Case Presentations
Author Information: Debbie Mitro RN, BSN CWCN, CLNC, Heidi H. Cross, RN, MSN, FNP-BC, CWON.
Purpose: When accurate clinical assessment of wounds and appropriate diagnosis of underlying conditions is lacking, optimal treatment may be delayed or absent. This often leads to deterioration and poor outcomes. Certified Wound, Ostomy & Continence nurses (WOC nurses) are knowledgeable experts in wound diagnosis and treatment. This poster will present actual skin and soft tissue injury cases with lack of WOC nurse involvement, incorrect assessments and interventions, and the resulting poor outcomes leading to litigation.
Case presentations:
Case #1: Mr. AB, 55 years old, was admitted with necrotizing fasciitis of the genitals. Incorrect assessment and treatments delayed the surgical intervention, leading to an unfavorable outcome. The case was settled prior to trial.
Case #2: Mrs. RP, 75 years old, developed an unstageable pressure injury on her right heel. With severe peripheral vascular disease (PVD), this deteriorated to massive gangrene of the lower extremity. No WOC nurse was involved and no appropriate diagnosis was made, leading to amputation.

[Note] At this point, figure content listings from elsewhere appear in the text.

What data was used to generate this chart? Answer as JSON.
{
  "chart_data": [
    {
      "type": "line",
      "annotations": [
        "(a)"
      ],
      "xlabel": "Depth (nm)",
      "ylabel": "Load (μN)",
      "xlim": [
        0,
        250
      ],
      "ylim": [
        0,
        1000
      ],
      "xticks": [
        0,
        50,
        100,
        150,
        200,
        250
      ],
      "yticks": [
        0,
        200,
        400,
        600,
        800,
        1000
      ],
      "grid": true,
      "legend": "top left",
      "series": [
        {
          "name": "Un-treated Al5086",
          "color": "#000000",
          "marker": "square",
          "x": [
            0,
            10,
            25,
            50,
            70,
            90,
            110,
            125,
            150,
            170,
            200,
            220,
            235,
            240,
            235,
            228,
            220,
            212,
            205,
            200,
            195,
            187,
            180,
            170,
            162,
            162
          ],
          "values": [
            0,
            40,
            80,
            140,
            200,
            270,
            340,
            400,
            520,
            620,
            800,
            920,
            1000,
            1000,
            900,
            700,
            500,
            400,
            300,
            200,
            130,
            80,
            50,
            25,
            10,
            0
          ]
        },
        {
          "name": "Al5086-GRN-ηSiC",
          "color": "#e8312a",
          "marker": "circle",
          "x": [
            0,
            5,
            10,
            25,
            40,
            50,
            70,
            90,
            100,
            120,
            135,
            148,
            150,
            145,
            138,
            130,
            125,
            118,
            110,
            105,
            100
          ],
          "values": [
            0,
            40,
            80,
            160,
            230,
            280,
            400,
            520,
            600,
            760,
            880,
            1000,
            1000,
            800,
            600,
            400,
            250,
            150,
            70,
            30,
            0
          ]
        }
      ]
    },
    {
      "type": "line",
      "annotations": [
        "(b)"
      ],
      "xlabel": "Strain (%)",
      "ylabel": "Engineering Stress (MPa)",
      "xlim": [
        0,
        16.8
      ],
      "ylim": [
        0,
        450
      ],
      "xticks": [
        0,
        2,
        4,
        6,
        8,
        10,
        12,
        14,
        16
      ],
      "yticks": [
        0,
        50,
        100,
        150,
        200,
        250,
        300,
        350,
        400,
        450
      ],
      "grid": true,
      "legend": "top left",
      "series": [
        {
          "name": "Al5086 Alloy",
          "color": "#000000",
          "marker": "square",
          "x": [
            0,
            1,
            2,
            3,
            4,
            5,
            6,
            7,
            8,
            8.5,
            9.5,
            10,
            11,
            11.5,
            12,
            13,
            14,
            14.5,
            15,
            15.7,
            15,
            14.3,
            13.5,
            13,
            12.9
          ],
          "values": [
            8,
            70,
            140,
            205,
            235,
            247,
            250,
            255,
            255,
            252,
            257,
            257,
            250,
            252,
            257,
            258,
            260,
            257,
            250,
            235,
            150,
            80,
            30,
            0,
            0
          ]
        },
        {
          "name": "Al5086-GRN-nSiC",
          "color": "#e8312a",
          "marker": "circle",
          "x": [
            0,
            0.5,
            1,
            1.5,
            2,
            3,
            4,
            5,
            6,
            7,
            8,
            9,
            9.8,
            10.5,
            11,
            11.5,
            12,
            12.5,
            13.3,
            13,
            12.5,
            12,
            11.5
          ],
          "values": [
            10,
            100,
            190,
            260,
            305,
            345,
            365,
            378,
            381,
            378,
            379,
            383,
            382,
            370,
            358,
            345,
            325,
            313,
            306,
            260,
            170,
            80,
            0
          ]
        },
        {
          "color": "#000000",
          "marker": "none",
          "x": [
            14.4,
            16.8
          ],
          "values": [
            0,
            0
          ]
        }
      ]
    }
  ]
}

Discussion: This poster highlights primary factors involved in skin and soft tissue injury lawsuits. These include involvement of a WOC nurse, adequate medical history, meticulous skin and wound assessments, proper pain assessment and treatment, analysis of past and present symptoms, vital signs, appropriate lab values, diagnostic tests, and collaboration with a physician. Overlooking any of these factors largely determined the initiation and the outcome of litigation.
Conclusion: WOC nurses play an intricate role in the early detection and assessment of skin and soft tissue injury and the possible detrimental outcome from delayed diagnosis and treatment. Collaboration with facilities and healthcare providers is essential for best practice and avoiding lawsuits.